Although we did not find evidence of direct involvement of Par 6 in several speckle protein functions, we found that it colocalized with the Tax protein of HTLV-1. HTLV-1 is the causative agent of not only adult T-cell leukemia but also the progressive neurological disease tropical spastic paraparesis. HTLV-1 lacks a classical oncogene but instead expresses Tax, which acts as a transcriptional activator of the HTLV long terminal repeat (21, 22). Tax expression causes the formation of TSS that contain a variety of nuclear speckle proteins in addition to transcription factors and components of the DNA repair machinery. It is possible that Tax evolved to advance virus production by acting as a scaffold for various nuclear processes, which it then hijacks for virus production. Thereby, Tax binding to Par 6 could facilitate aggregation of factors necessary for virus replication. Though Tax has a PDZ binding domain at its C terminus, it was shown in vitro that its interaction with Par 6 is not through this domain (58). Non-PDZ binding between Par 6 and Tax would allow Tax to bind to Par 6 without competing with other protein-protein interactions involving Par 6. We found that TSS were still able to form in Par 6 siRNA-treated cells, but our lack of a complete knockdown prevents us from concluding whether or not Par 6 is necessary for TSS formation.
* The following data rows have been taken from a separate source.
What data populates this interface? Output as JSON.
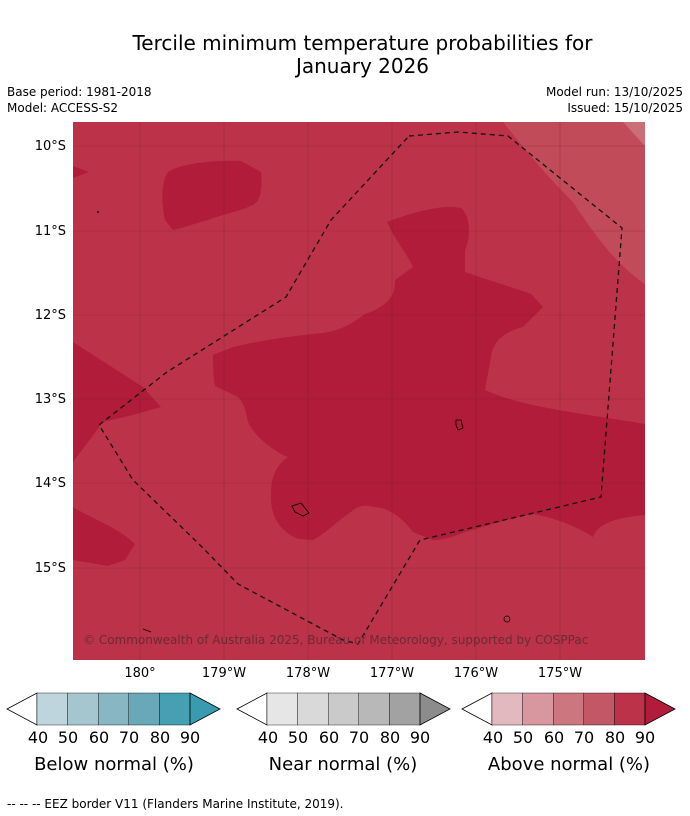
{
  "title_line1": "Tercile minimum temperature probabilities for",
  "title_line2": "January 2026",
  "base_period": "Base period: 1981-2018",
  "model": "Model: ACCESS-S2",
  "model_run": "Model run: 13/10/2025",
  "issued": "Issued: 15/10/2025",
  "lat_labels": [
    "10°S",
    "11°S",
    "12°S",
    "13°S",
    "14°S",
    "15°S"
  ],
  "lon_labels": [
    "180°",
    "179°W",
    "178°W",
    "177°W",
    "176°W",
    "175°W"
  ],
  "copyright": "© Commonwealth of Australia 2025, Bureau of Meteorology, supported by COSPPac",
  "colorbars": [
    {
      "label": "Below normal (%)",
      "ticks": [
        "40",
        "50",
        "60",
        "70",
        "80",
        "90"
      ],
      "colors": [
        "#ffffff",
        "#bed5dd",
        "#a5c6cf",
        "#88b7c3",
        "#68a8b8",
        "#44a0b2",
        "#3a9bb0"
      ]
    },
    {
      "label": "Near normal (%)",
      "ticks": [
        "40",
        "50",
        "60",
        "70",
        "80",
        "90"
      ],
      "colors": [
        "#ffffff",
        "#e6e6e6",
        "#d9d9d9",
        "#cacaca",
        "#b8b8b8",
        "#a2a2a2",
        "#8c8c8c"
      ]
    },
    {
      "label": "Above normal (%)",
      "ticks": [
        "40",
        "50",
        "60",
        "70",
        "80",
        "90"
      ],
      "colors": [
        "#ffffff",
        "#e3b9c0",
        "#d8969f",
        "#cc7780",
        "#c25866",
        "#bc3349",
        "#b01c3a"
      ]
    }
  ],
  "footnote": "-- -- -- EEZ border V11 (Flanders Marine Institute, 2019)."
}
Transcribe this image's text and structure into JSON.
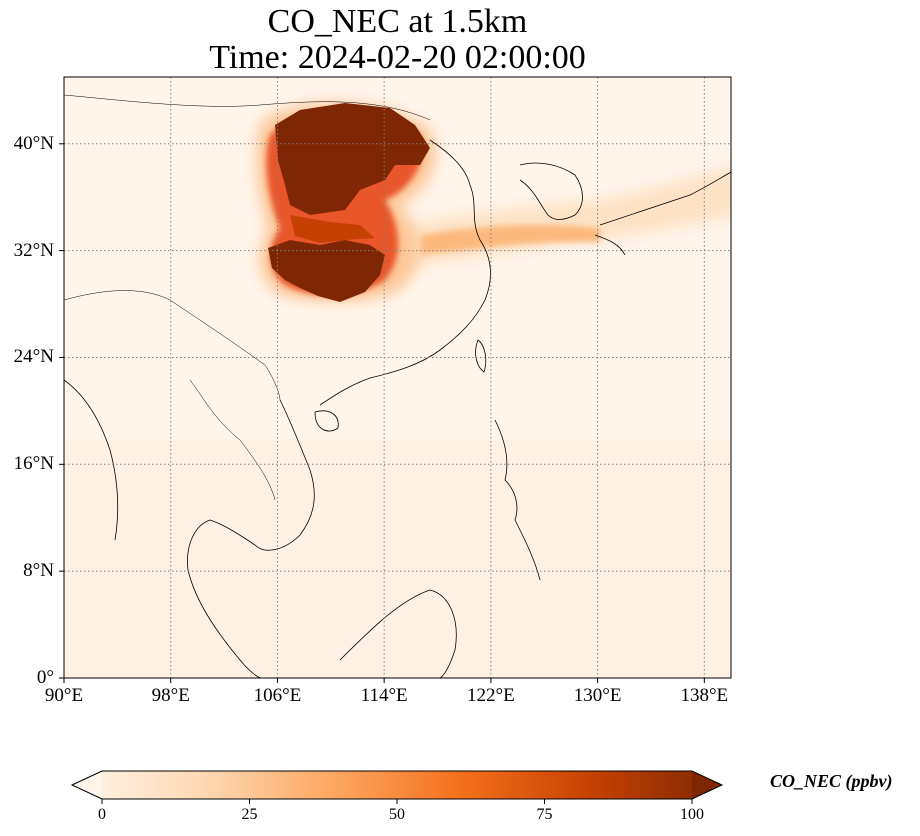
{
  "title": {
    "line1": "CO_NEC at 1.5km",
    "line2": "Time: 2024-02-20 02:00:00"
  },
  "map": {
    "extent": {
      "lon": [
        90,
        140
      ],
      "lat": [
        0,
        45
      ]
    },
    "lat_ticks": [
      {
        "value": 40,
        "label": "40°N"
      },
      {
        "value": 32,
        "label": "32°N"
      },
      {
        "value": 24,
        "label": "24°N"
      },
      {
        "value": 16,
        "label": "16°N"
      },
      {
        "value": 8,
        "label": "8°N"
      },
      {
        "value": 0,
        "label": "0°"
      }
    ],
    "lon_ticks": [
      {
        "value": 90,
        "label": "90°E"
      },
      {
        "value": 98,
        "label": "98°E"
      },
      {
        "value": 106,
        "label": "106°E"
      },
      {
        "value": 114,
        "label": "114°E"
      },
      {
        "value": 122,
        "label": "122°E"
      },
      {
        "value": 130,
        "label": "130°E"
      },
      {
        "value": 138,
        "label": "138°E"
      }
    ],
    "gridlines": true,
    "background_color": "#fff5eb",
    "plumes": [
      {
        "lon": 110.5,
        "lat": 38.5,
        "value": 100
      },
      {
        "lon": 108.5,
        "lat": 36.0,
        "value": 95
      },
      {
        "lon": 111.5,
        "lat": 35.5,
        "value": 85
      },
      {
        "lon": 110.0,
        "lat": 30.5,
        "value": 100
      },
      {
        "lon": 116.0,
        "lat": 33.0,
        "value": 60
      },
      {
        "lon": 124.0,
        "lat": 34.0,
        "value": 30
      },
      {
        "lon": 134.0,
        "lat": 34.5,
        "value": 20
      }
    ]
  },
  "colorbar": {
    "label": "CO_NEC (ppbv)",
    "range": [
      0,
      100
    ],
    "ticks": [
      {
        "value": 0,
        "label": "0"
      },
      {
        "value": 25,
        "label": "25"
      },
      {
        "value": 50,
        "label": "50"
      },
      {
        "value": 75,
        "label": "75"
      },
      {
        "value": 100,
        "label": "100"
      }
    ],
    "colors": [
      "#fff5eb",
      "#fdd9b4",
      "#fda762",
      "#f3701b",
      "#c54102",
      "#7f2704"
    ]
  }
}
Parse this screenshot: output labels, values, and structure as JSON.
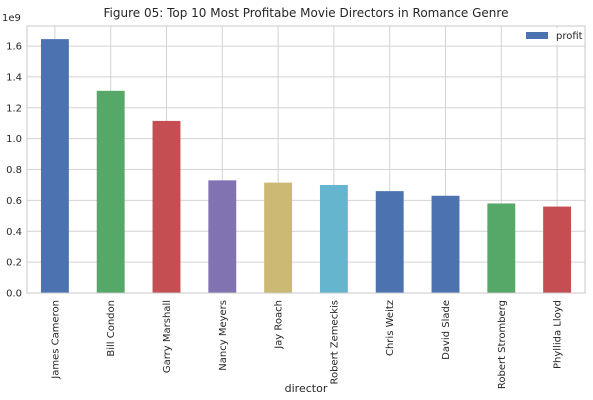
{
  "chart_data": {
    "type": "bar",
    "title": "Figure 05: Top 10 Most Profitabe Movie Directors in Romance Genre",
    "xlabel": "director",
    "ylabel": "",
    "y_offset_label": "1e9",
    "ylim": [
      0,
      1.73
    ],
    "yticks": [
      "0.0",
      "0.2",
      "0.4",
      "0.6",
      "0.8",
      "1.0",
      "1.2",
      "1.4",
      "1.6"
    ],
    "grid": true,
    "legend_position": "top-right",
    "categories": [
      "James Cameron",
      "Bill Condon",
      "Garry Marshall",
      "Nancy Meyers",
      "Jay Roach",
      "Robert Zemeckis",
      "Chris Weitz",
      "David Slade",
      "Robert Stromberg",
      "Phyllida Lloyd"
    ],
    "series": [
      {
        "name": "profit",
        "values": [
          1.645,
          1.31,
          1.115,
          0.73,
          0.715,
          0.7,
          0.66,
          0.63,
          0.58,
          0.56
        ],
        "colors": [
          "#4c72b0",
          "#55a868",
          "#c44e52",
          "#8172b2",
          "#ccb974",
          "#64b5cd",
          "#4c72b0",
          "#4c72b0",
          "#55a868",
          "#c44e52"
        ]
      }
    ],
    "legend_swatch_color": "#4c72b0"
  }
}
We found that reduced levels of Par 6 caused the breakdown of nuclear speckles and loss of the speckle marker proteins SC-35 and U1A/U2B‴. These results indicate that Par 6 plays a role in the maintenance of speckle structure. Several other proteins regulate speckle morphology and function. A phenotype similar to that induced by reduced Par 6 expression was reported in cells overexpressing Clk/Sty or SRPK2 kinases that phosphorylate SR proteins (15, 23, 35, 74). Overexpression of the kinase DYRK1A also caused speckle disassembly (2). The speckle dispersal phenotype was also seen when PPI, a phosphatase that dephosphorylates SR proteins, was overexpressed (48). Overexpression of SR-cyclophilin, an RS domain-containing member of a large class of proteins called cyclophilins that function as peptidylprolyl-isomerase, caused speckle proteins to become diffuse within the nucleus. It was suggested that the peptidylprolyl-isomerase function of SR-cyclophilin could in some way contribute to the protein-protein interactions that hold speckles together (40).

The loss of certain proteins has also been found to affect speckle morphology. Syntenin 2 is a PDZ protein that is localized to nuclear speckles. Syntenin 2 targeting to nuclear speckles is mediated by interaction of its PDZ domains with nuclear PIP2. When syntenin 2 was knocked down using siRNA, speckles were disrupted (49). Speckles also become dispersed within the nucleus when the SR-related dual-location protein pinin is knocked down using siRNA (12). This phenotype is similar to that which we found in the Par 6 knockdown cells.

Speckles are thought to be the result of protein-protein interactions, as opposed to attachment to a preformed scaffold (59). We suggest that Par 6 plays a structural role in the nucleus to facilitate such protein-protein interactions. Par 6 contains two protein-protein interaction domains. The first, the PB1 domain, can cause proteins to homodimerize or heterodimerize with other PB1 domain-containing proteins (50). The second domain, the PDZ domain, can bind to other PDZ domains or to PDZ binding domains at the C termini of proteins (53). It is of note that syntenin 2, the speckle protein whose knockdown caused dissolution of speckles, also contains a PDZ domain. The constitutive localization of Par 6 to nuclear speckles and the resulting dissolution of the speckles when Par 6 levels were reduced with siRNA make this an attractive hypothesis.